On Dec. 26, 2012, tenor Bryan Hymel made an unexpected Metropolitan Opera debut replacing Marcello Giordani in the grueling, heroic role of Aeneas in Berlioz's epic opera, "Les Troyens" (The Trojans). He was an instant sensation. The performance was streamed for broadcast and a subsequent performance was simulcast in the Met's Live in HD series.
The five hour, 15-minute opera is a test for any tenor. The 33-year-old New Orleans native describes the role as "unbelievably difficult; a sprint the whole time," but he was very well prepared. He had performed the role previously at Amsterdam's Netherlands Opera and London's Royal Opera House, both times filling in on short notice for an older, more established tenor.
This weekend, Mr. Hymel will sing locally in more familiar territory, as the caddish Lt. B. F. Pinkerton in Pittsburgh Opera's Puccini's "Madama Butterfly."
The singer says, "Going back and forth between light and heavy repertory keeps my voice fresh, adjusting the voice from the flowing bright Italian vowels to the narrower, less-open French sound."
High notes present no problems for him. "My voice is set high," he explains. "Most tenors start with a strong middle range, and have to work note by note to get their high notes. Mine was originally all top. I had to work to build up the middle voice. I vocalize every day up to Es or Fs above high C! What separates the tenor repertory [from baritones and basses] is that you sing at the extreme of your vocal range most of the time.
"When you're a singer, you always have to be at the top of your game," he said. "It's hard to do the big rep if you're eating salads all day. Sometimes you need the meat. On stage, your body and acting are as important as the singing."
Pinkerton is often considered an ungrateful role. The leading male character is an antihero who appears in the first act, sits out the second and comes back to be the "baddie" at the end, when the heroine elicits tears and ends up with most of the applause. "It's not gratifying if you look at it from a selfish point of view," Mr. Hymel says, "but Pinkerton has a lot to sing, especially in the long melodic lines of the love duet that closes Act 1. I get to sing some of the most beautiful phrases." He will perform the role at the Met in 2013-14.
Mr. Hymel says his favorite part of "Madama Butterfly" is when Pinkerton sings "America forever" -- "not just for reasons of patriotism but because it's such a great soaring phrase, capped by a ringing high B-flat" -- which he likes to hold and relish.

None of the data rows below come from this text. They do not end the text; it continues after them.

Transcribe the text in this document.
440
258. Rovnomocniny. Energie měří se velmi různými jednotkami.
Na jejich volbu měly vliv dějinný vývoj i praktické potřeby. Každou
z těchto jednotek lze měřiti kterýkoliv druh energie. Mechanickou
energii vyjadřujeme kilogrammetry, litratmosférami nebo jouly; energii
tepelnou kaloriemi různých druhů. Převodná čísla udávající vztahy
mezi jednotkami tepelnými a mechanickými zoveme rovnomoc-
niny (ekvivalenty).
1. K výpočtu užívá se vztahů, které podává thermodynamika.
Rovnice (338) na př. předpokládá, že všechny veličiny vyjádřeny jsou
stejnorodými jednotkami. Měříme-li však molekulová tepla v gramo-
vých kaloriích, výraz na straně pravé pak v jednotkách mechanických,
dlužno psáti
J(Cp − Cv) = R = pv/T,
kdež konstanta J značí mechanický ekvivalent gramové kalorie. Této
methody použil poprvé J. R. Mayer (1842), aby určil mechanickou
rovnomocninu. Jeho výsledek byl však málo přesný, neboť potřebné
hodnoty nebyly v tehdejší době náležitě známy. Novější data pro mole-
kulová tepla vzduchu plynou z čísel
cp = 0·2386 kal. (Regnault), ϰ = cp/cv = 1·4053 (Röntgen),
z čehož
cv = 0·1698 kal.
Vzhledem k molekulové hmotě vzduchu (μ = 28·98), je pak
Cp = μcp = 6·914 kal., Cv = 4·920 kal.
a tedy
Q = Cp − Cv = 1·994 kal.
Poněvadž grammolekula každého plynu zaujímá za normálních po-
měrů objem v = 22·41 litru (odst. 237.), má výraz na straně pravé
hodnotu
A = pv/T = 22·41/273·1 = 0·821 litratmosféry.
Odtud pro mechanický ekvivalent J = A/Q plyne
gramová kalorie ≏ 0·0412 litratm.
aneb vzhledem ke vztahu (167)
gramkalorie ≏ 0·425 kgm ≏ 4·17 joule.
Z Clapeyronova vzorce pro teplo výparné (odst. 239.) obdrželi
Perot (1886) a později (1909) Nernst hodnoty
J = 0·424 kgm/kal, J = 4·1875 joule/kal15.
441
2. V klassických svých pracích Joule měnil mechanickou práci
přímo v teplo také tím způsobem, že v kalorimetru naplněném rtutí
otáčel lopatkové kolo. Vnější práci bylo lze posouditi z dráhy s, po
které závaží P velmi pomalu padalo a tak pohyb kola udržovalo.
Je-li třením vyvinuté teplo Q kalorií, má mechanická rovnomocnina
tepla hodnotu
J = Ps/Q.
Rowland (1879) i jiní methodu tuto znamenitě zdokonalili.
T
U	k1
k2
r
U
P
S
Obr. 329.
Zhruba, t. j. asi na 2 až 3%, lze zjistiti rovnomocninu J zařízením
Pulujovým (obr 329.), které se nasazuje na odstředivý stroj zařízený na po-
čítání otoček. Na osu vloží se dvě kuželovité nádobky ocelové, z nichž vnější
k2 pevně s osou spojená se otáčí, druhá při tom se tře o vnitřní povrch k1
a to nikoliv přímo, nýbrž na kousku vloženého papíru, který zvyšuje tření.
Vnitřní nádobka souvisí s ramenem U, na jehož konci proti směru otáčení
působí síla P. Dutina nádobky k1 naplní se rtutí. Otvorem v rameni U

He adds that "[Pittsburgh's stage director] Crystal Manich, tries to make Pinkerton more sympathetic than usual in this production."
Success came to the tenor at a young age. While still an undergraduate at Loyola University, he competed "on a lark" in the Met's National Council auditions, and to his own surprise was named a finalist at 20. "I was exposed earlier than I was ready," he says. "I got some regional jobs, and everyone said I had to go to New York, where the agents and auditions are. Within a year and a half I'd used up all my competition money. I was working at the Virgin Record Store to pay my bills. My parents took a second mortgage on their house.
"Since I'd been a Met auditions winner, the head of the Met National Council found me some educational funds and sent me to Philadelphia to study with Bill Schuman. Eventually I studied with him at [Philadelphia's] tuition-free Academy of Vocal Arts."
The singer credits his Academy of Vocal Arts training for "learning to leave no stone unturned. Two eighth notes are not the same as a dotted eighth followed by a 16th. Details like this make it more rewarding as an artist."
Like many young American singers, Mr. Hymel honed his art in Europe, where he met Greek soprano Irini Kyriakidou. They married in May 2011, and now travel together whenever possible. "We're trying to start a family," he says, "and you have to be together for that." They enjoy singing together but have had few opportunities so far. They will, however, perform together this summer in an exclusive private concert on the isle of Mauritius.
Ms. Kyriakidou, who sat in on our interview at Pittsburgh Opera headquarters, compared her husband's singing with that of her countrywoman, the late great Maria Callas:
"The voice has height but also the strong middle. He's a very good technician. I'm fascinated with the ability of his voice, and how loyal he is to the music, but also with his own originality."
"I'm lucky to have my wife for my ears," Mr. Hymel says. "We singers tend to think of our voices as something outside ourselves. You don't hear yourself the way others do. There is something everyone else knows about our voice that is unknown to us."
Robert Croan is a Post-Gazette senior editor and former classical music critic.